For that purpose, this is certainly an ambitious book. The content of the first two chapters includes sets, functions, relations, binary operations, integers, and mathematical induction, would probably be included in every such course, together with some electives such as matrices and permutations. The latter are also justified since the book will later focus on abstract algebra.

Then we get to the difficult part of the book. The four middle chapters discuss groups, rings, and fields. This is very courageous to do in this early class. This reviewer has taught Transition to Higher Mathematics several times at a decent university, and his students had enough problems learning the concept and techniques of proofs even without the added difficulty of the highly abstract concepts covered here. Furthermore, students of Abstract Algebra, who have already take a Transition course, still have enough problems learning the abstract concepts that dominate Group theory, Ring theory, and Field theory.

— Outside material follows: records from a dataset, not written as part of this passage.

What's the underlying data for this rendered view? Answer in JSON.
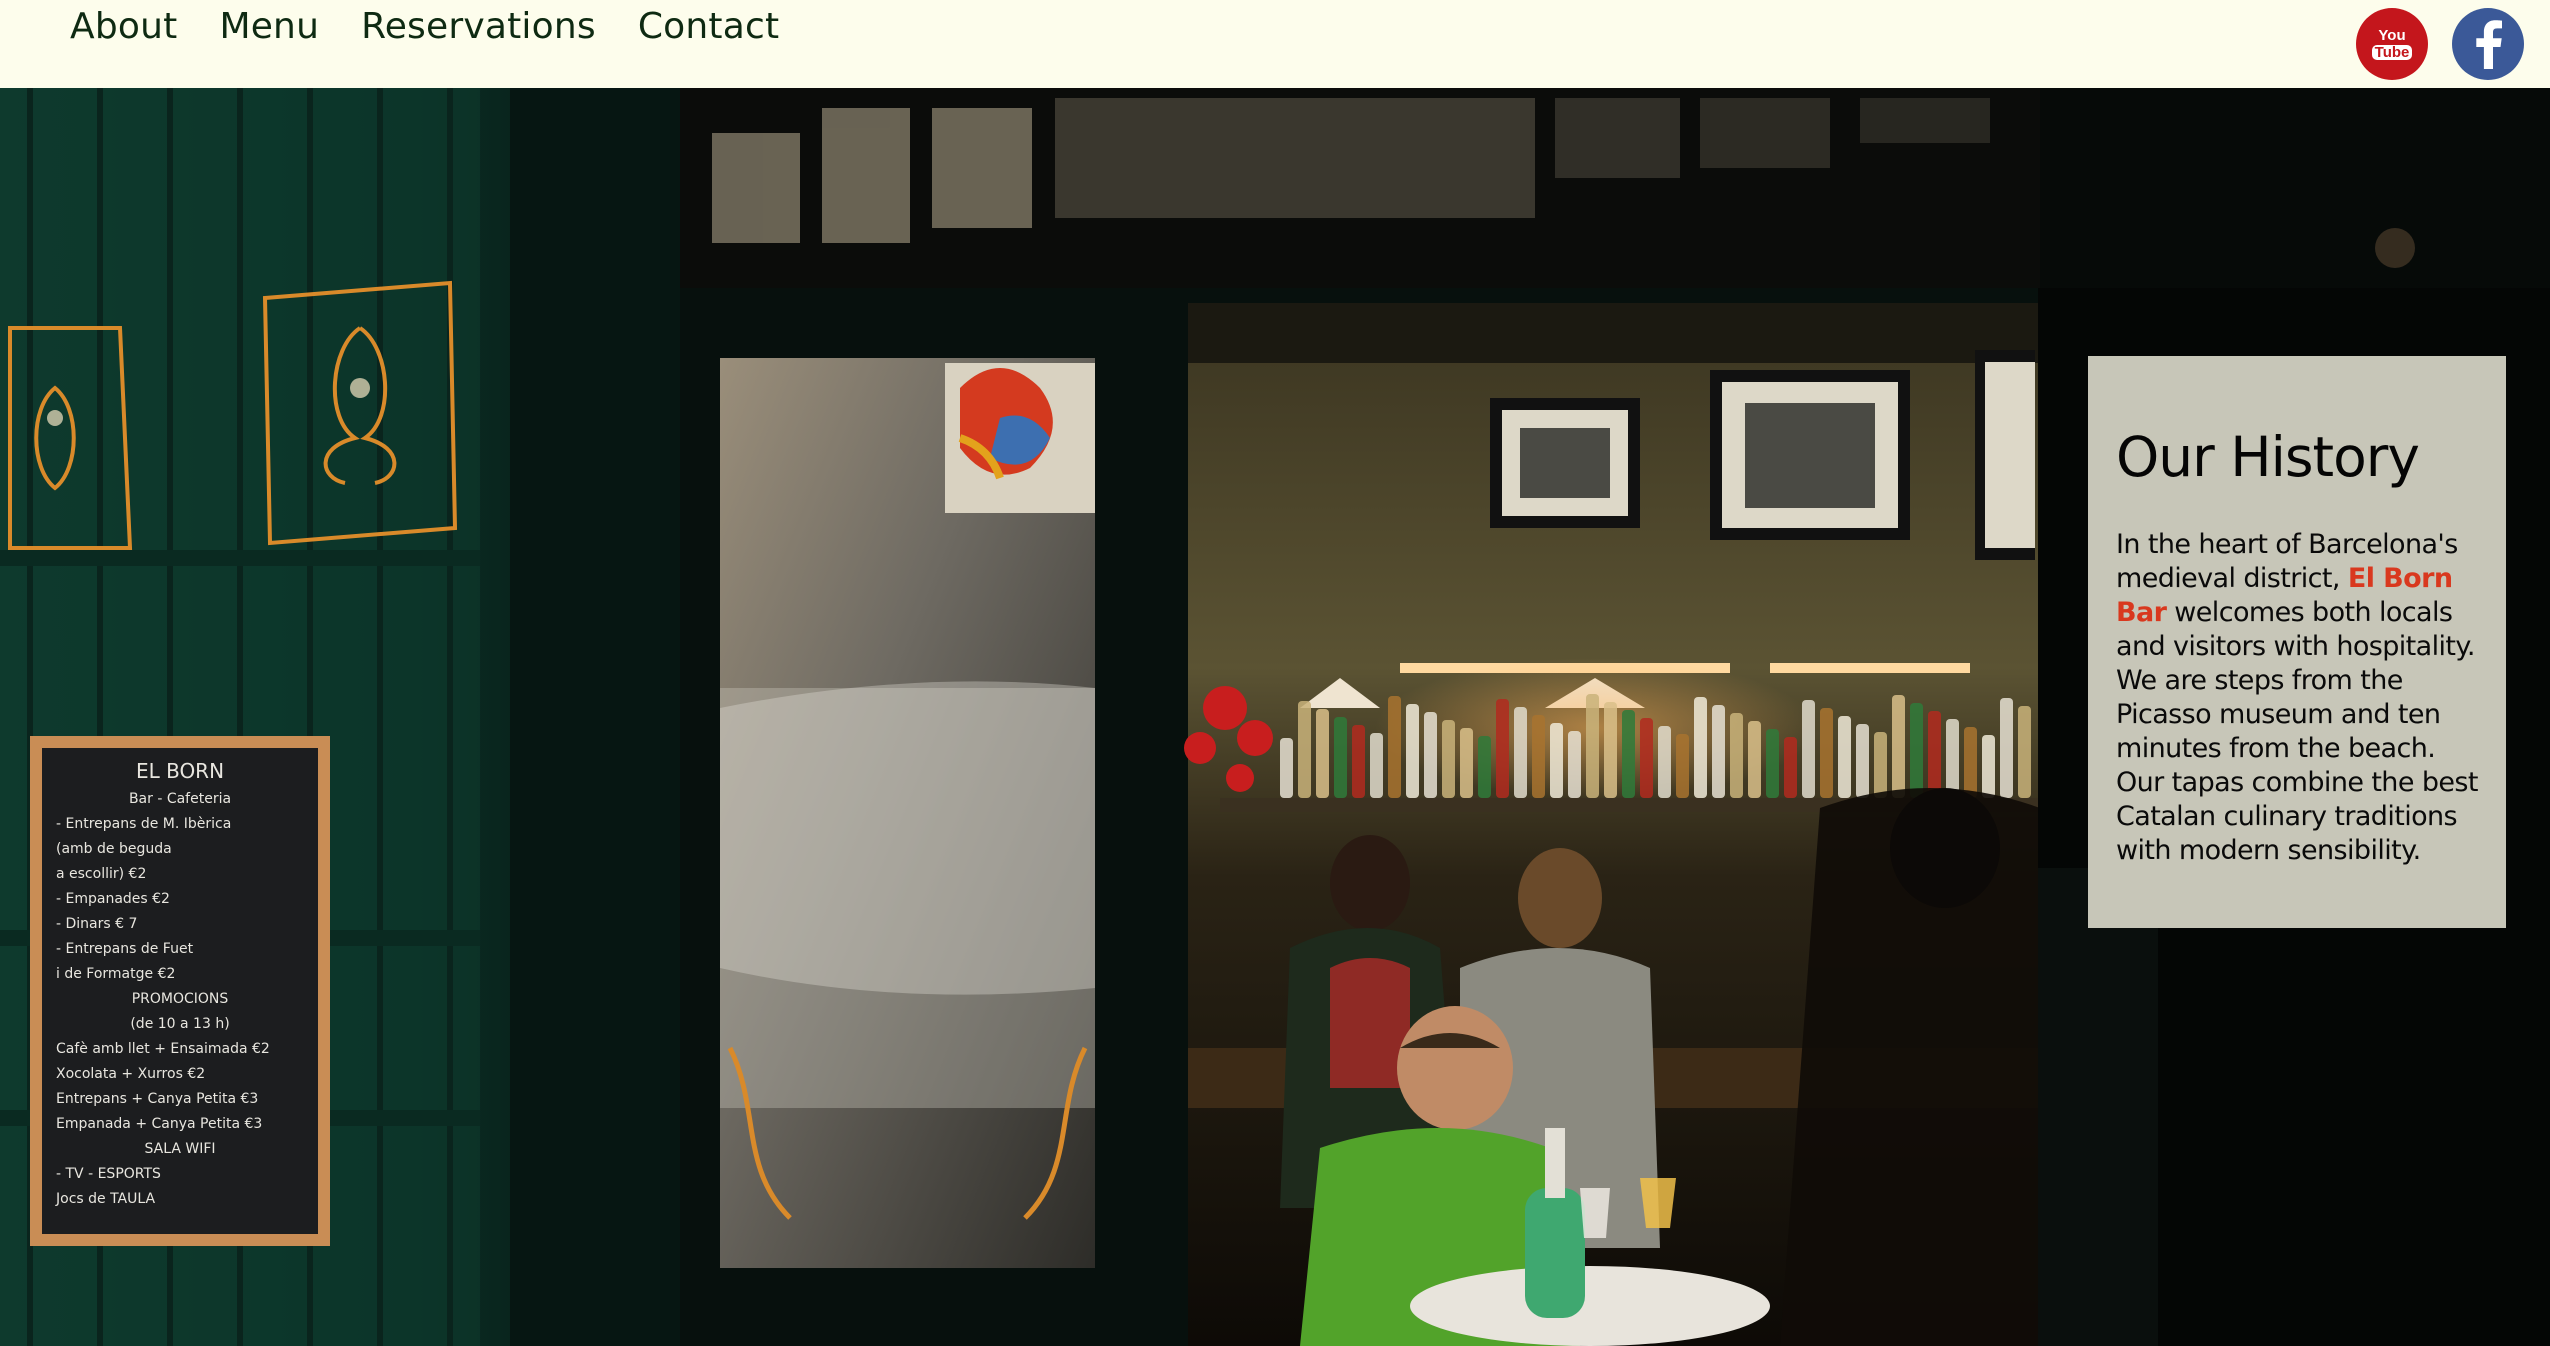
{
  "nav": {
    "items": [
      {
        "label": "About"
      },
      {
        "label": "Menu"
      },
      {
        "label": "Reservations"
      },
      {
        "label": "Contact"
      }
    ]
  },
  "social": {
    "youtube": {
      "icon": "youtube-icon",
      "line1": "You",
      "line2": "Tube",
      "color": "#c4161c"
    },
    "facebook": {
      "icon": "facebook-icon",
      "glyph": "f",
      "color": "#3b5998"
    }
  },
  "hero": {
    "chalkboard": {
      "lines": [
        "EL BORN",
        "Bar - Cafeteria",
        "- Entrepans de M. Ibèrica",
        "(amb de beguda",
        "a escollir) €2",
        "- Empanades €2",
        "- Dinars € 7",
        "- Entrepans de Fuet",
        "i de Formatge €2",
        "PROMOCIONS",
        "(de 10 a 13 h)",
        "Cafè amb llet + Ensaimada €2",
        "Xocolata + Xurros €2",
        "Entrepans + Canya Petita €3",
        "Empanada + Canya Petita €3",
        "SALA WIFI",
        "- TV - ESPORTS",
        "Jocs de TAULA"
      ]
    }
  },
  "history": {
    "title": "Our History",
    "text_before": "In the heart of Barcelona's medieval district, ",
    "highlight": "El Born Bar",
    "text_after": " welcomes both locals and visitors with hospitality. We are steps from the Picasso museum and ten minutes from the beach. Our tapas combine the best Catalan culinary traditions with modern sensibility.",
    "highlight_color": "#d9381e",
    "panel_color": "#c7c6b8"
  }
}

Attempting to join a Transition course and an Abstract Algebra course into one course may be too much. This reviewer agrees that if we are to teach serious proof techniques, we need serious material in which to illustrate those techniques. One could debate whether abstract algebra is a good choice for that material since it is indeed more abstract than anything the students have seen before. A more hands-on topic such as combinatorial enumeration or the theory of algorithms could provide a gentler introduction to higher mathematics.

Even if we are to choose abstract algebra, however, concepts like the normalizer, normal subgroups and quotient groups may be too much for this class. These should be covered in a regular Abstract Algebra course.

The book ends with two chapters, Complex Numbers, and Polynomials, which would again be on every instructor's list, just as the first two chapters. It would perhaps be better to discuss these topics earlier in the text, and then use them as examples later.

The number and level of exercises, and the style of writing is appropriate. If you are looking for a book combining the aforementioned topics, then you should check this book out, since there are not many books that do that.

Miklós Bóna is Associate Professor of Mathematics at the University of Florida.